Une ruelle moyenâgeuse, colombages, étage en surplomb. Blottie au milieu, L'Échoppe. Une grille en fer forgé protège le mystère mais, au travers, on devine verreries, cristaux, porcelaines et meubles. Hugues Régnier, souriant, aimable, est antiquaire depuis 35 ans mais désireux de le devenir depuis toujours. Ses grands-parents, amoureux des meubles anciens, lui ont transmis leur passion. Il est devenu ébéniste. « On connait et on comprend mieux les objets lorsqu'on sait comment les fabriquer, comment en reconnaître et en apprécier les essences. Redonner vie à une armoire ou un fauteuil, c'est entrer dans les maisons et y faire parfois d''extraordinaires découvertes : objets oubliés, dédaignés, rares et beaux. C'est aller à la rencontre de générations, de régions. Il m'arrive d'acheter des pièces sur un coup de cœur ou parce que les propriétaires m'en ont conté l'histoire. Rentré chez moi, je les contemple, les imagine en situation et je les garde... Ma maison c'est mon musée. » Aujourd'hui, Hugues ne pratique la restauration que pour ses propres boutiques. Il court les brocantes, les antres des collectionneurs ou répond aux appels de particuliers désireux de changer d'ambiance. Métier de passion au cœur de pièces dont «  le charme et la patine résisteront aux modes du plastique et du carton » nous confie-t-il en montrant la superbe table en bois blond, assemblage de deux consoles qui trône au milieu de l'échoppe. «  Combien de mains l'ont effleurée ? Combien d'intrigues se sont nouées et se noueront encore autour d'elle ! »

 

Antiquaires amoureux

Aujourd'hui retraités, Claude et Evelyne étaient professeurs en Normandie.
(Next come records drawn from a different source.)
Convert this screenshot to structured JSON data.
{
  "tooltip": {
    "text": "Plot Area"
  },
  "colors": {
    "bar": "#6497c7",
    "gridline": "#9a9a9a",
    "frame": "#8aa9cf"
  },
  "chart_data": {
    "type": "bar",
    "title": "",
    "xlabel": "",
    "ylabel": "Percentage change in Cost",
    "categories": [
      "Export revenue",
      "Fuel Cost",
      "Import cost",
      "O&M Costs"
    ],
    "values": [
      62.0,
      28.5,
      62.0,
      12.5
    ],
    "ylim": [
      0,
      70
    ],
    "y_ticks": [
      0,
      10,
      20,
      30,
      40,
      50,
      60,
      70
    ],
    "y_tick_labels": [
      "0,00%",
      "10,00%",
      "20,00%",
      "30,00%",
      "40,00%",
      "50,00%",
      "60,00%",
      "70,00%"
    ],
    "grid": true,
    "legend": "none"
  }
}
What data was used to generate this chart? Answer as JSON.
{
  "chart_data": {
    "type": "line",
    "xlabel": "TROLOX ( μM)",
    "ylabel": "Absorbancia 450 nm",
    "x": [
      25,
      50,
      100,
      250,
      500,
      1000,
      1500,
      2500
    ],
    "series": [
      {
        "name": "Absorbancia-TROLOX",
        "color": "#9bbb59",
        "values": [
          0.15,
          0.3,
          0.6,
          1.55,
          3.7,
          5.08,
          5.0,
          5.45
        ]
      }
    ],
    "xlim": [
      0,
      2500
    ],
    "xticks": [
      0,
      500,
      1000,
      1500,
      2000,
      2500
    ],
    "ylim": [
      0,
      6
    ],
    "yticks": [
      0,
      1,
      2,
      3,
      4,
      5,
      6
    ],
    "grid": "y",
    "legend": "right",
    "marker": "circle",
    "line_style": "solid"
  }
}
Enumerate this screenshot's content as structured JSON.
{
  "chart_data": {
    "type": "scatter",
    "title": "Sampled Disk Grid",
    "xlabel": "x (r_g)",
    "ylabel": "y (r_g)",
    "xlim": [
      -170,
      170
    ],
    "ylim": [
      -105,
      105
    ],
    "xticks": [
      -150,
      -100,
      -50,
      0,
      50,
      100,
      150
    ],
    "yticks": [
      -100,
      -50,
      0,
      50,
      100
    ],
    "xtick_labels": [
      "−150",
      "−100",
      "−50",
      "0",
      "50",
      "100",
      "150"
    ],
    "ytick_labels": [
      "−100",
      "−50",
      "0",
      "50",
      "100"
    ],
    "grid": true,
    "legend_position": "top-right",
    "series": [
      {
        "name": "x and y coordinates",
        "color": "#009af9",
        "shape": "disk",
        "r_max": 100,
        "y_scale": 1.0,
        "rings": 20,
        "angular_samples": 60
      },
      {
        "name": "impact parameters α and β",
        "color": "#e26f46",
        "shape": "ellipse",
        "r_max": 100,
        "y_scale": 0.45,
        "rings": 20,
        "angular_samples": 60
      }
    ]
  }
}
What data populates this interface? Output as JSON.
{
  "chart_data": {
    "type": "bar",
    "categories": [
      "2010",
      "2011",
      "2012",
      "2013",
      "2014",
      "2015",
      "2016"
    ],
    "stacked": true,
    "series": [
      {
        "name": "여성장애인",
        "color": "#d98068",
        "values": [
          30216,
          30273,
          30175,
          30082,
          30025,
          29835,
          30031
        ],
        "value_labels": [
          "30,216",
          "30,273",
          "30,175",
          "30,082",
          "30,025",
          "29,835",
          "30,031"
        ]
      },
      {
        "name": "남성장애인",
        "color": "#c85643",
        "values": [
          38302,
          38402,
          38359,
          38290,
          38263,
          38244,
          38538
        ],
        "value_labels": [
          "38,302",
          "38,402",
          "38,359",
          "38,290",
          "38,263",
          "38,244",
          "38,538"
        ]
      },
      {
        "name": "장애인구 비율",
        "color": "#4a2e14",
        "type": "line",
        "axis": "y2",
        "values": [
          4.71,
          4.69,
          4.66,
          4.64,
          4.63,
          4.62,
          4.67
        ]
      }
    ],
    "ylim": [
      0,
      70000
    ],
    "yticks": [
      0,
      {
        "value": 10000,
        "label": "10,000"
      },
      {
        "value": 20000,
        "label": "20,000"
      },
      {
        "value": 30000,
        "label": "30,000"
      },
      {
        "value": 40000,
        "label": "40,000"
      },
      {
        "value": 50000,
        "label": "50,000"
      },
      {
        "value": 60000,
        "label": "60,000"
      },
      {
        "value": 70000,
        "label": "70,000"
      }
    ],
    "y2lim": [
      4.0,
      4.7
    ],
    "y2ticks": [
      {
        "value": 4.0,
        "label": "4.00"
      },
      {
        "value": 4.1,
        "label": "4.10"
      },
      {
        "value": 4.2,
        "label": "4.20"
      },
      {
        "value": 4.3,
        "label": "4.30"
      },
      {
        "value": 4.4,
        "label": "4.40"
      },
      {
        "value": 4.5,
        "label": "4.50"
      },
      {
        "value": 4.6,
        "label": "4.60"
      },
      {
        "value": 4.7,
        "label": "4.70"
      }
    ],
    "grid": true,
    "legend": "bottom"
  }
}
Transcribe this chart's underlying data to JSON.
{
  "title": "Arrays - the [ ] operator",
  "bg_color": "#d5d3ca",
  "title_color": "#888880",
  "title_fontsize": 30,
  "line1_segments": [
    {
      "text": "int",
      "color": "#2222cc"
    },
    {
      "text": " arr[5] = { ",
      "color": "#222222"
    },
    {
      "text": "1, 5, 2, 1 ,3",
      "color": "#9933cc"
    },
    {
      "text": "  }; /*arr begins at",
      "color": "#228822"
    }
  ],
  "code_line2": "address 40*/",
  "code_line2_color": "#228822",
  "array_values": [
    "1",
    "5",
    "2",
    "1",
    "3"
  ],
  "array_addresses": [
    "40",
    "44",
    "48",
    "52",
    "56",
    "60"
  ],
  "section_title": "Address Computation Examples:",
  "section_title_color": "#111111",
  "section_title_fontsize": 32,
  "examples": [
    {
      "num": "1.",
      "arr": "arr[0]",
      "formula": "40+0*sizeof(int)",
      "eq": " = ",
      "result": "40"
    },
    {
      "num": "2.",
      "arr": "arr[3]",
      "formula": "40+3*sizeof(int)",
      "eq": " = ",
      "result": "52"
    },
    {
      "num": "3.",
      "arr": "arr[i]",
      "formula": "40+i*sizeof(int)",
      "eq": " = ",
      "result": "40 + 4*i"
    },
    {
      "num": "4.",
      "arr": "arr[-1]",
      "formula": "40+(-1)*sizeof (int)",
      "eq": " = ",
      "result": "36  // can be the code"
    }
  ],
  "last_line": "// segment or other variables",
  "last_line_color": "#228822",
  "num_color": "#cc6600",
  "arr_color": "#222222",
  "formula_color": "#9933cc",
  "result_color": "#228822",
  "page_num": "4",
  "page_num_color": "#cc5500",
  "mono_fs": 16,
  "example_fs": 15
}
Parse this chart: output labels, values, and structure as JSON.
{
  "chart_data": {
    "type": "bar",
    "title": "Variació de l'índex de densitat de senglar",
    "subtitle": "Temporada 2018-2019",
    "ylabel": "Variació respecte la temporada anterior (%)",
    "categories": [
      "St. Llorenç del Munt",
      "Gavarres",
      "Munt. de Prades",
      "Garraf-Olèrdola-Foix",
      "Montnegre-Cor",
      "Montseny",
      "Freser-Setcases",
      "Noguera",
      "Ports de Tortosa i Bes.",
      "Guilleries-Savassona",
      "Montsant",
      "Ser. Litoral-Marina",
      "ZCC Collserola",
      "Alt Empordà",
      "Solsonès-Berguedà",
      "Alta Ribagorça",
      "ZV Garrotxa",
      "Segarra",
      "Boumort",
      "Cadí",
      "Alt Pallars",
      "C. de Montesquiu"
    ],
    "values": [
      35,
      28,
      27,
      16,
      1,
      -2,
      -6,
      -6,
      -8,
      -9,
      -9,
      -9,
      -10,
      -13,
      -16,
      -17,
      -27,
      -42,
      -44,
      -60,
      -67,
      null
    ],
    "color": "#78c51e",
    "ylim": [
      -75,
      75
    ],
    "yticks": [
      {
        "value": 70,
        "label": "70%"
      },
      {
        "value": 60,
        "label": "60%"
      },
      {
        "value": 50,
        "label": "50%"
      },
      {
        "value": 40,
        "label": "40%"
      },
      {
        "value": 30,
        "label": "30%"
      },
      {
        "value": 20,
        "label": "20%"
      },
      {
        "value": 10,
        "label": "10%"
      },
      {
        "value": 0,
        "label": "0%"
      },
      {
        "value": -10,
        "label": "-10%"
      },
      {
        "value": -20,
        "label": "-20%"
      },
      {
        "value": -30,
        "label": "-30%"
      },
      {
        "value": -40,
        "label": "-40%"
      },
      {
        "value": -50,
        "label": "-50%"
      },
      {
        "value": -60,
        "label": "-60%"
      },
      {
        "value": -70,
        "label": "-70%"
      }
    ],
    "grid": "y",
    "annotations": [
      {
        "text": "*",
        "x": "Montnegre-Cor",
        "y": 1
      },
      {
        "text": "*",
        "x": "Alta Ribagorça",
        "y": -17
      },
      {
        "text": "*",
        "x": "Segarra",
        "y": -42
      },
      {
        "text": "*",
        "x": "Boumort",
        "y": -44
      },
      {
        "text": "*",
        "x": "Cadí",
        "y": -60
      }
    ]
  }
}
Élèves, Lettres et Mathématiques auraient pu suffire à leur bonheur. Et bien non ! Ils se mirent à hanter les vide-greniers. Et ce qui devait arriver arriva : ils tombèrent amoureux...du mobilier Art Nouveau. Livres d'histoire, livres d'art, conférences, tout leur fut bon. Les aquarelles japonisantes, les étonnants motifs végétaux sur les pâtes de verre orangé devinrent une passion. « Le vendredi, on sautait dans le fourgon, direction Pau, Tarbes, Bordeaux. Un impératif, être en cours le lundi matin. Au diable la fatigue comparée à la découverte d'un Lalique, d'un Daum, d'un Gallé ou d'un Muller. Au retour, nous changions parfois de chauffeur tous les 20 km. Joie de la découverte, plaisir de voir surgir l'objet rare et parfois même de le sauver. » Spécialiste des pâtes de verre, Claude, sous l'influence d''Evelyne, érudite avertie, va se tourner vers les Barbotines. Aujourd'hui, leurs petits enfants s'émerveillent à voir jaillir du creux de leur assiette fraises, pêches ou autres décors rustiques et colorés. Dernier enthousiasme : les bronzes. Le Corbeau de Sandoz, réalisé par la fonderie Susse, veille sur leur salon leur faisant partager la nostalgie de temps pas si révolus.

 

Centenaire

« Surpris devant ma bonne mine, mon teint à peine jauni et les roses sauvages qui égaient mon minois ? Je trône dans la vitrine de L'île du temps mais je vais bientôt repartir vers de nouveaux petits plats. J'oubliais de vous dire que j'ai 90 ans passés. J'en ai connu des maisons ! Dans ma prime jeunesse, au cœur du Gers, j'ai réchauffé les mains des enfants transis de froid au retour de l'école et cuit les foies gras de janvier. Un jour, on n'a plus voulu de moi. La quarantaine venue, je me suis retrouvée au fond de la Lande ou j'embaumais de l'odeur des somptueuses garbures. Les temps changent, les gens prennent de l'âge et cette diablesse d'électricité m'a chassée. Ce sera plus simple, disait-on. Or la soi-disant fée est de plus en plus chère et le bois abonde par chez nous. Mes églantines ont tapé dans l'œil d'un jeune couple et devinez où je vais déménager, moi, la vieille et pimpante cuisinière presque centenaire... dans une cuisine flambant neuve. Rien d'impossible à qui a une histoire.

Arrêtez-vous, admirez les antiquités et pensez qu'elles sont comme vous, le fruit de leur passé et de leurs espoirs d'avenir.